Do you have a lot of milk or milk that tends to fire out of your boobs like a hose? Lol. This has definitely been a problem for mine. She was so over tired all the time as a little baby as she just could not soothe herself at the breast and wouldn't take any sort of soother, or even suck my finger. At times I'd have to let her suck my boob but squeeze it right by her mouth, so hard it hurt, to avoid any milk coming out or she would just go crazy. It's funny now, but looking back, that was one of the saddest and most frustrating times of my life. She screamed constantly for her first 5 weeks and struggled to get to sleep for hours up until recently. Now she can suck her own thumb it is so so much better. She happily drifts off on my shoulder 9 times out of 10. Once you work out what works for your baby, which took me a good couple of months, it will get better.

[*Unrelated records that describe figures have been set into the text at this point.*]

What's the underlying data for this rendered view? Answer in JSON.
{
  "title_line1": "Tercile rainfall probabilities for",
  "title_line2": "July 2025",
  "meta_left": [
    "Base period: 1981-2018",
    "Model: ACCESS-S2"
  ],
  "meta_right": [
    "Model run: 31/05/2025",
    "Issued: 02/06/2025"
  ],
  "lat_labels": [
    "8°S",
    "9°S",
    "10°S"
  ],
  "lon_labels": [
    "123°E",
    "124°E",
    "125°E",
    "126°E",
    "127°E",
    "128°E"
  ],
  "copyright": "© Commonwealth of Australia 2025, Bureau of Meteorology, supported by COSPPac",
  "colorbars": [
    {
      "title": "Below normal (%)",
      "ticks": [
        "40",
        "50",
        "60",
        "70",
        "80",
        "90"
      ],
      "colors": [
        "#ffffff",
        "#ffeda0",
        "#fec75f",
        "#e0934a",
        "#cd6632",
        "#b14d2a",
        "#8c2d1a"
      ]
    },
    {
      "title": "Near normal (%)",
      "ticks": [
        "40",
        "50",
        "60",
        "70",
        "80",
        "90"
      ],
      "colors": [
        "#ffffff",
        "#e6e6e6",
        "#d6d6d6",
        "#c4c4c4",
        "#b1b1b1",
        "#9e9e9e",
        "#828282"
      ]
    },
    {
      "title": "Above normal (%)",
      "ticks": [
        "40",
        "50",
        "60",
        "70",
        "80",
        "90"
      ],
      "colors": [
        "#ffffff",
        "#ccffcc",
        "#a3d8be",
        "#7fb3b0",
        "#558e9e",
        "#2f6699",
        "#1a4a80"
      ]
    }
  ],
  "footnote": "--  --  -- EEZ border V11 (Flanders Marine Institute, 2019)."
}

I don't thinkibgsve any aggressive let down, but who knows. She likes the pacifier. But my anxiety kicks in and I worry we use it too much. Maybe I need to stop reading what I should be doing based on articles or my other child, and just focus on what worries for her.
 
Anxiety postpartum is something that is very much overlooked and not talked about. But it can be as big a problem as post partum depression. Honestly, if your anxiety is interfering as much as it sounds, perhaps you should consider speaking with your midwife or doctor about it. Some anxiety is normal. Just like baby blues is normal. But a lot of anxiety is not something you have to live with.
 
Anxiety postpartum is something that is very much overlooked and not talked about. But it can be as big a problem as post partum depression. Honestly, if your anxiety is interfering as much as it sounds, perhaps you should consider speaking with your midwife or doctor about it. Some anxiety is normal. Just like baby blues is normal. But a lot of anxiety is not something you have to live with.

I agree, it sounds like this may not be about her weight, or her feeding but more about your anxiety latching on to anything and everything (especially as you notice a difference between this and your feelings with your older child). You could easily get the weight gain sorted and start feeling just as anxious about her eye contact or her muscle development etc.etc. Anxiety over a long period can lead to depression so it's better tackled earlier.